Earlier Friday, a senior official involved in managing the hospital, Ahmed Mehanna, said “most services have been temporarily stopped due to a shortage of the fuel needed for the generators.”
“Only essential departments remain operational: the emergency unit, maternity ward and paediatrics,” he had told AFP, adding that the hospital rented a small generator to keep those services running.
He had warned that a prolonged fuel shortage “would pose a direct threat to the hospital’s ability to deliver basic services.”
Under normal conditions, Al-Awda Hospital consumes between 1,000 and 1,200 liters of diesel per day, but it only had some 800 liters available.
Later Friday, Mehanna said that “this evening, 2,500 liters of fuel arrived from the World Health Organization, and we immediately resumed operations.”
“This quantity of fuel will last only two and a half days, but we have been promised an additional delivery next Sunday.”
Mohammed Salha, the hospital’s acting director, accused Israeli authorities of deliberately restricting fuel supplies to hospitals in Gaza.
“We are knocking on every door to continue providing services, but while the occupation allows fuel for international institutions, it restricts it for local health facilities such as Al-Awda,” Salha told AFP.
Health hard hit
Despite a fragile truce observed since October 10, the Gaza Strip remains engulfed in a severe humanitarian crisis.
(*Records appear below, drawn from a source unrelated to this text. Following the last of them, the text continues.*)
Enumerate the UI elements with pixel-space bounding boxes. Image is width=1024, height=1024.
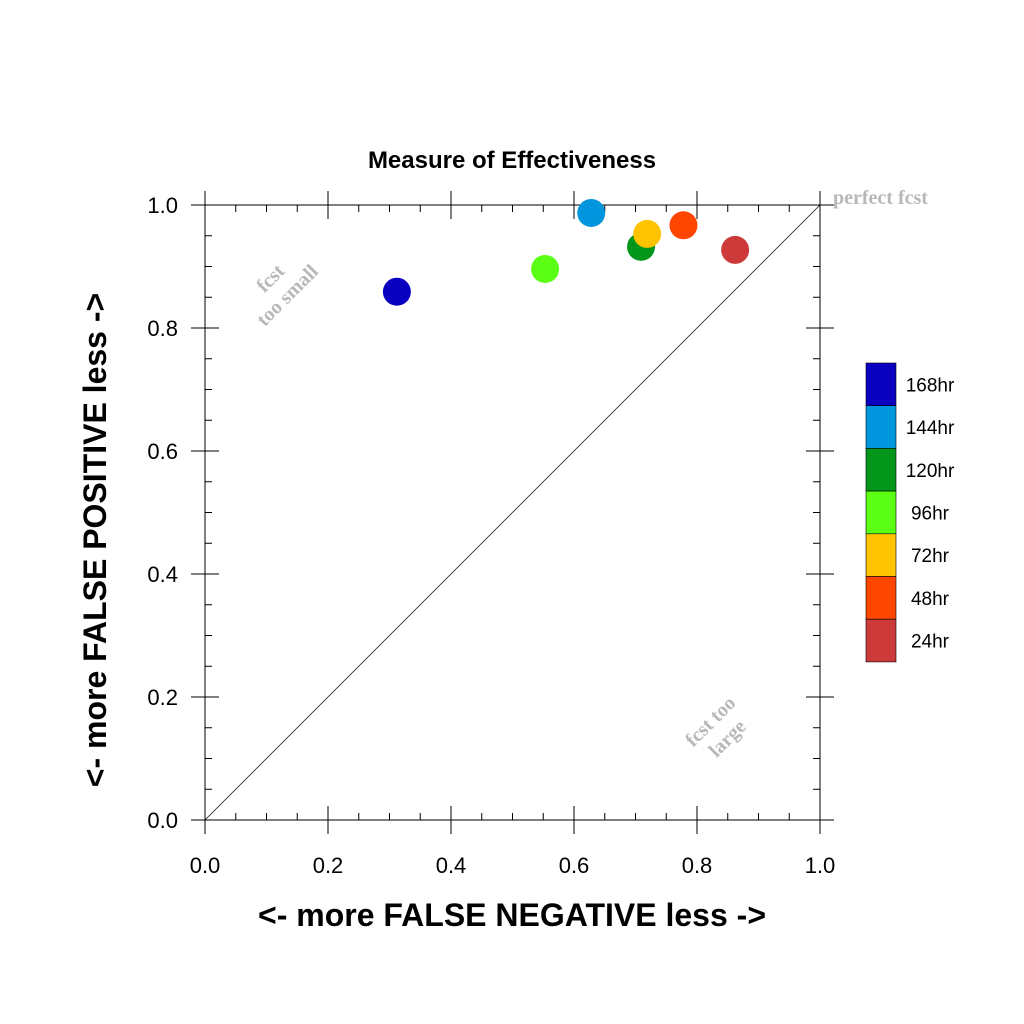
legend-swatch-48hr: [865, 576, 897, 620]
y-tick-label: 0.8: [147, 316, 178, 341]
legend-label-144hr: 144hr: [906, 418, 955, 439]
y-tick-label: 0.0: [147, 808, 178, 833]
annotation-fcst-too-large: fcst too large: [681, 692, 751, 762]
legend-swatch-24hr: [865, 618, 897, 663]
data-points: [382, 198, 750, 306]
x-axis-label: <- more FALSE NEGATIVE less ->: [258, 897, 766, 933]
legend-swatch-72hr: [865, 533, 897, 577]
legend-label-24hr: 24hr: [911, 632, 950, 653]
annotation-perfect-fcst: perfect fcst: [833, 187, 928, 209]
x-tick-label: 0.6: [559, 853, 590, 878]
point-48hr: [669, 211, 698, 240]
point-24hr: [721, 235, 750, 264]
axis-ticks: [191, 191, 834, 834]
y-tick-label: 0.4: [147, 562, 178, 587]
y-tick-label: 1.0: [147, 193, 178, 218]
legend-swatch-120hr: [865, 448, 897, 492]
legend-swatch-144hr: [865, 405, 897, 449]
y-tick-labels: 0.0 0.2 0.4 0.6 0.8 1.0: [147, 193, 178, 833]
annotation-fcst-too-small: fcst too small: [252, 260, 323, 331]
point-96hr: [531, 254, 560, 283]
y-tick-label: 0.6: [147, 439, 178, 464]
x-tick-label: 0.8: [682, 853, 713, 878]
chart-title: Measure of Effectiveness: [368, 147, 656, 174]
legend: 168hr 144hr 120hr 96hr 72hr 48hr 24hr: [865, 362, 955, 663]
y-axis-label: <- more FALSE POSITIVE less ->: [77, 293, 113, 787]
plot-area: 0.0 0.2 0.4 0.6 0.8 1.0 0.0 0.2 0.4 0.6 0.8 1.0 pe…: [147, 187, 928, 878]
point-168hr: [382, 277, 411, 306]
x-tick-labels: 0.0 0.2 0.4 0.6 0.8 1.0: [190, 853, 836, 878]
legend-swatch-168hr: [865, 362, 897, 407]
legend-label-96hr: 96hr: [911, 503, 950, 524]
legend-label-168hr: 168hr: [906, 375, 955, 396]
x-tick-label: 0.2: [313, 853, 344, 878]
legend-swatch-96hr: [865, 490, 897, 535]
perfect-forecast-diagonal: [204, 204, 821, 821]
x-tick-label: 0.4: [436, 853, 467, 878]
legend-label-48hr: 48hr: [911, 589, 950, 610]
point-144hr: [577, 198, 606, 227]
y-tick-label: 0.2: [147, 685, 178, 710]
point-72hr: [633, 219, 662, 248]
x-tick-label: 1.0: [805, 853, 836, 878]
x-tick-label: 0.0: [190, 853, 221, 878]
legend-label-72hr: 72hr: [911, 546, 950, 567]
legend-label-120hr: 120hr: [906, 461, 955, 482]
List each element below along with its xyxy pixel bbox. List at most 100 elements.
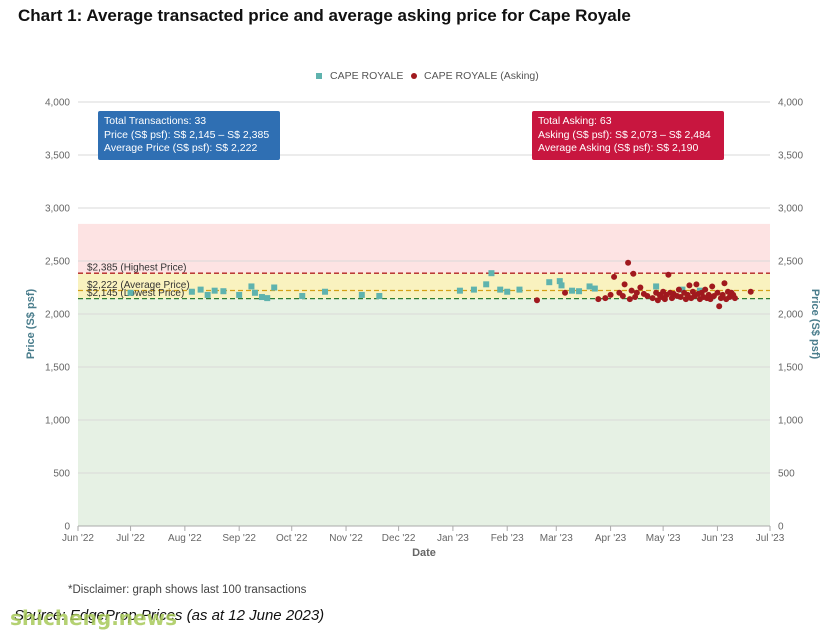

While the ceasefire agreement stipulated the entry of 600 aid trucks per day, only 100 to 300 carrying humanitarian assistance can currently enter, according to the United Nations and non-governmental organizations.
The remaining convoys largely transport commercial goods that remain inaccessible to most of Gaza’s 2.2 million people.
Earlier Friday, Khitam Ayada, 30, who has taken refuge in Nuseirat, said she had gone to Al-Awda hospital after days of kidney pain.
But “they told me they didn’t have electricity to perform an X-ray... and that they couldn’t treat me,” the displaced woman said.
“We lack everything in our lives, even the most basic medical services,” she told AFP.
Gaza’s health sector has been among the hardest hit by the war.
During the fighting, the Israeli miliary repeatedly struck hospitals across Gaza, accusing Hamas of operating command centers there, an allegation the group denied.
International medical charity Doctors Without Borders now manages roughly one-third of Gaza’s 2,300 hospital beds, while all five stabilization centers for children suffering from severe malnutrition are supported by international NGOs.
The war in Gaza was sparked by an unprecedented Hamas attack on Israel on October 7, 2023 that resulted in the deaths of 1,221 people, most of them civilians, according to an AFP tally based on official Israeli figures.
In Israel’s ensuing military campaign in Gaza, at least 70,942 people — also mostly civilians — have been killed, according to the health ministry in the Hamas-run territory.
These figures are considered reliable by the United Nations.